Una relazione sicuramente bulimica.Da bambina mi pareva impossibile che qualcosa potesse accadere quando non ero presente per vederlo”. La fagocitazione compulsiva di frammenti di mondo placa i demoni interiori di un passato ossessionante,  quello di una vicenda familiare di legami spezzati, in una famiglia disintegrata ed esplosa come una granata, la madre accidiosa, il padre alcolista, il fratello in manicomio. “Io sono la Signora misteriosa, la Signora recisa, il cui passato è reciso”.

La fotografia, dice questa Vivian,È la sola cosa al mondo che non mi fa innervosire, quando fotografo posso risolvere qualsiasi problema, non c’è nulla di cui disperare, so cosa fare”. E ancora, rispondendo alle domande incalzanti di una delle bambine che accudisce: “Mi svuota la testa da ogni cosa. È meglio guardare fuori che dentro. Il mondo è piu divertente del mio cervello. Vedo cose in continuazione”.

Ma questo della fotografia come rifugio e come fuga forse è uno schema psicanalitico forse insufficiente. Ogni artista è quel che è stata la sua storia. Gli artisti sono saturnini e maledetti per convenzione, per principio.

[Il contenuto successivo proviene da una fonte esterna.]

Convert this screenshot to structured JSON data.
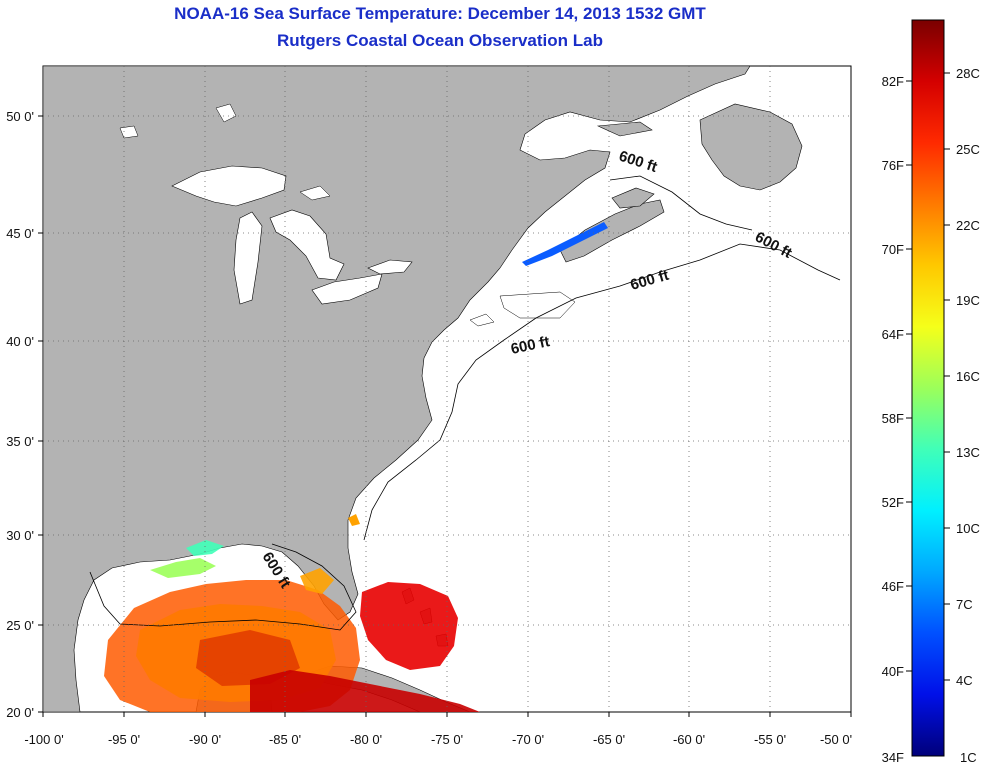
{
  "header": {
    "title": "NOAA-16 Sea Surface Temperature:  December 14, 2013 1532 GMT",
    "subtitle": "Rutgers Coastal Ocean Observation Lab"
  },
  "map": {
    "lat_ticks": [
      "50 0'",
      "45 0'",
      "40 0'",
      "35 0'",
      "30 0'",
      "25 0'",
      "20 0'"
    ],
    "lon_ticks": [
      "-100 0'",
      "-95 0'",
      "-90 0'",
      "-85 0'",
      "-80 0'",
      "-75 0'",
      "-70 0'",
      "-65 0'",
      "-60 0'",
      "-55 0'",
      "-50 0'"
    ],
    "contour_labels": [
      "600 ft",
      "600 ft",
      "600 ft",
      "600 ft",
      "600 ft"
    ],
    "colors": {
      "land": "#b3b3b3",
      "ocean": "#ffffff",
      "grid": "#666666"
    }
  },
  "colorbar": {
    "fahrenheit_labels": [
      "82F",
      "76F",
      "70F",
      "64F",
      "58F",
      "52F",
      "46F",
      "40F",
      "34F"
    ],
    "celsius_labels": [
      "28C",
      "25C",
      "22C",
      "19C",
      "16C",
      "13C",
      "10C",
      "7C",
      "4C",
      "1C"
    ],
    "gradient": [
      "#7a0000",
      "#d40000",
      "#ff2a00",
      "#ff7a00",
      "#ffc800",
      "#f5ff1a",
      "#9cff5a",
      "#40ffb8",
      "#00f0ff",
      "#00a8ff",
      "#0050ff",
      "#0010e8",
      "#00007a"
    ]
  }
}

Ma Vivian non volle diventare artista. E neppure professionista. La vera domanda, il vero perché del libro, sta qui. E la risposta suggerita è singolare, inquietante. Riguarda la possibilità che la fotografia, medium della condivisione per eccellenza, il grande strumento tecnologico che ha reso possibile all’umanità scambiarsi non solo parole ma anche sguardi, possa essere un linguaggio esclusivamente interiore, ina esperienza incomunicabile.

Nel romanzo, Vivian ha paura che le foto rivelino troppo di chi le scatta. La vera Vivian, sapete, teneva i suoi libri con il dorso verso il muro perché nessun visitatore occasionale della sua camerette chiuse sempre con grossi lucchetti vedesse che cosa leggeva, le vedesse dentro l’anima. “Nessuno deve vedere la mia stanza. Nessuno deve vedere il mio corpo. Nessuno deve vedere la mia famiglia”. Trovo bellissima questa progressione in tre tappe, è forse la sintesi di tutto il libro.

C’è da chiedersi che cosa penserebbe questa Vivian Maier del suo successo postumo. Be’, Christina ce lo dice. La rende consapevole (come probabilmente non è stata) della vendita all’asta delle sue cose. Le fa dire, poco prima di morire: “Che fine hanno fatto i miei averi, dove posso andare a prenderli? Mi ripugna il fatto di non poter più rimediare, tutte quelle dita sozze nella mia vita. Non le vorrei indietro, le mie cose, nemmeno se potessi riaverle”.

Non le ha riavute. Le abbiamo noi. Ma forse non ci raccontano più veramente di lei. Forse una Vivian Maier possiamo solo immaginarla, ipotizzarla, come ha fatto Christina.